Strathnith was one of the greatest fortresses in the Demesne. It was a citadel of the Wall, and the Muriens had held it for generations. The Nith was a mighty river – almost an inland sea – that defined the ultimate border between the Demesne and the Wild. His father ruled the fortress and the thousands of men and women who paid their taxes and depended on it for protection. He thought about the great hall; the ancient rooms, some built by the Archaics. The sounds of the Wild carrying across the broad river.
The co
nstant bickering, the drunken accusations. The family fighting.
‘Good Christ, I might as well go find a cursed monster and kill it,’ he said aloud. Going home meant returning to a life of constant warfare – in the field against the daemons, and in the hall against his father. And his brothers.
I killed my brother.
‘They can have it,’ he said.
He’d been sent south, the young hero, to win a bride at court. To raise the family in the estimation of the king.

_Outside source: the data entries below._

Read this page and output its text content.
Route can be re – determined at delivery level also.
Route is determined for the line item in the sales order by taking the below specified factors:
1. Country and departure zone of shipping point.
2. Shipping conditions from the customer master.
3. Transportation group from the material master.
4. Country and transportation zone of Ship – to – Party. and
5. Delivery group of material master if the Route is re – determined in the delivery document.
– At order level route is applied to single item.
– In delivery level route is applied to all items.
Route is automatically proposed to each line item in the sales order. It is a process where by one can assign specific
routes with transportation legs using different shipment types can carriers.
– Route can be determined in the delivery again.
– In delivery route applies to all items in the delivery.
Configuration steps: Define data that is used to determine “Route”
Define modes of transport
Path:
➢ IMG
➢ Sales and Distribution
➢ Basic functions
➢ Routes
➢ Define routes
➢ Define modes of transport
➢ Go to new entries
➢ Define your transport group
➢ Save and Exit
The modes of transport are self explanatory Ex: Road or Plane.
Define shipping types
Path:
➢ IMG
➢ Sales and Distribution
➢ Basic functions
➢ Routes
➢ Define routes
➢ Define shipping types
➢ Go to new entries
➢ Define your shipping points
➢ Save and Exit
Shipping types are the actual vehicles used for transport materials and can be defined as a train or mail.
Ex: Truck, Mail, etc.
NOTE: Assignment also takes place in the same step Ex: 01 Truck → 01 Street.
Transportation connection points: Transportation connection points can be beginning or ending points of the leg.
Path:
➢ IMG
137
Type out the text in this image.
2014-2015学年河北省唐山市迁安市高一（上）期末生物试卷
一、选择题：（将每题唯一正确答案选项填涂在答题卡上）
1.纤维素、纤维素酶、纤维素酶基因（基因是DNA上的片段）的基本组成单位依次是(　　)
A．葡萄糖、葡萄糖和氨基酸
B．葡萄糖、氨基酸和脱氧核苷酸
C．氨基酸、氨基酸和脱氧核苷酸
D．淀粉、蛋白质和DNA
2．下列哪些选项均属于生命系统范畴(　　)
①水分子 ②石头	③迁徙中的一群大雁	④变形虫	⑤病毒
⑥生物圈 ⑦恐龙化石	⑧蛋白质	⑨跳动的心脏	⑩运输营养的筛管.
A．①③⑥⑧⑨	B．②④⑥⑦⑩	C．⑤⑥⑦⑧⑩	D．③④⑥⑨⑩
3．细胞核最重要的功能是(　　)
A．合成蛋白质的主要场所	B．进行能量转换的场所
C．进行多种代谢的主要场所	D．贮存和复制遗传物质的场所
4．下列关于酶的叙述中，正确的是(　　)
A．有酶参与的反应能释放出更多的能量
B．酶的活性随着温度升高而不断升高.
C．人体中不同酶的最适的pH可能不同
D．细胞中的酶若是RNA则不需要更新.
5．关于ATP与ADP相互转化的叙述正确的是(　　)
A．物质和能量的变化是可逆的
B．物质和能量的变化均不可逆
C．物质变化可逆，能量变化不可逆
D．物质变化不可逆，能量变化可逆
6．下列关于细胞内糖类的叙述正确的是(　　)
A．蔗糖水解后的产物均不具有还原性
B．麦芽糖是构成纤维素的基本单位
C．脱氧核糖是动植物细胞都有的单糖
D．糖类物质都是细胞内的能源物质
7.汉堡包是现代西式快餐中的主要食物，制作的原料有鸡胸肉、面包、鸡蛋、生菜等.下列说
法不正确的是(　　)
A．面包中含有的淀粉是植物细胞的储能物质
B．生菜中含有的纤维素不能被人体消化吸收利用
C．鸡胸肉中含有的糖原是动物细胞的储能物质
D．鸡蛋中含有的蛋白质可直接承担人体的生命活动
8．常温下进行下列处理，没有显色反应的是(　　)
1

Another of his father’s brilliant plans.
He had fallen in love, but not with a woman. Rather, he’d fallen in love with women. And the court. Music. Card games. Dice. Good wine and wit. Dancing.
Strathnith wasn’t going to offer any of those things. He couldn’t stop himself from thinking about it. In retrospect, maybe his loathsome brother had a point.
His mother—
He banished the thought.
‘Lorica, m’lord,’ Adam sang out. ‘Shall I find us an inn?’
The idea of an inn helped douse his moment of self-doubt. Inns – good ones – were like miniature courts. A little rougher, a little more home-spun. Gawin smiled.
‘The best one,’ he said.
Adam grinned, touched his spurs to his horse, and rode off into the setting sun. Drink. And maybe a girl. He thought fleetingly of Lady Mary, who so obviously loved him. A beautiful body, and, he had to admit, a fine wit. And the daughter of the Count. She was a fine catch.
He shrugged.
The sign of the Two Lions was an old inn built on the foundation of an Archaic cavalry barracks, and it looked like a fortress; it had its own curtain wall, separate from Lorica’s town wall, and it had a tower in the north-east corner where any soldier could see the original gate had been. Built against the tower was a massive building of white plaster and heavy black beams, with a hipped thatch roof with expensive copper sheathing around the chimneys; glass windows opened onto the porches that ran all along the front and sunlit side, and four massive chimneys, all new masonry, rose out of the roof.
It was like a piece of the Palace of Harndon brought into the countryside. Lorica was an important town, and the Two Lions was an important inn.